Alicyclobacillus macrosporangiidus

Scientific classification
- Domain: Bacteria
- Kingdom: Bacillati
- Phylum: Bacillota
- Class: Bacilli
- Order: Bacillales
- Family: Alicyclobacillaceae
- Genus: Alicyclobacillus
- Species: A. macrosporangiidus
- Binomial name: Alicyclobacillus macrosporangiidus Goto et al. 2007

= Alicyclobacillus macrosporangiidus =

- Genus: Alicyclobacillus
- Species: macrosporangiidus
- Authority: Goto et al. 2007

Species of bacterium

Alicyclobacillus macrosporangiidus is a species of Gram positive, strictly aerobic, bacterium. The bacteria are acidophilic and produce endospores. It was first isolated from soil in a crop field in Fujieda, Japan. The species was first described in 2007, and the name is derived from the Latin macros (big) and sporangium (sporangia), referring to the large spores produced by the organism.

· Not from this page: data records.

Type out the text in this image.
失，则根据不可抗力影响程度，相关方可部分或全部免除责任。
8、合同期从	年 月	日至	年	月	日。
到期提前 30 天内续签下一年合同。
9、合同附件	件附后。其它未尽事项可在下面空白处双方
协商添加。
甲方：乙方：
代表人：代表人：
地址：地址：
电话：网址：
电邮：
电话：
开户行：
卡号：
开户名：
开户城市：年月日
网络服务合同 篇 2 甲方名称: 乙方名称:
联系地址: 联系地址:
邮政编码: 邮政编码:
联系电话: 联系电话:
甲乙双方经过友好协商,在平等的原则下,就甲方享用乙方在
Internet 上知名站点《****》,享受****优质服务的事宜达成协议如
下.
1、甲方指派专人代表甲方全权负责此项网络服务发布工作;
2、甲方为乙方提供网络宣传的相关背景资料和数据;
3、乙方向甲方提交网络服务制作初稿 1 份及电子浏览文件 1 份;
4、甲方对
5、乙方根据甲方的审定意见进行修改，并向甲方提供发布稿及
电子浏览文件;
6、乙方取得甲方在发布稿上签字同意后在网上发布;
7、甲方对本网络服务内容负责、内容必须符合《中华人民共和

The optimum growth temperature for A. macrosporangiidus is 50-55 °C, and can grow in the 35-60 °C range. The optimum pH is 4.0-4.5, and cannot grow at pH 3.0 or pH 6.5.

A. macrosporangiidus was found during a Japanese survey of various beverages and environments, which also discovered 5 other species of Alicyclobacillus: A. contaminans, A. fastidiosus, A. kakegawensis, A. sacchari, and A. shizuokensis.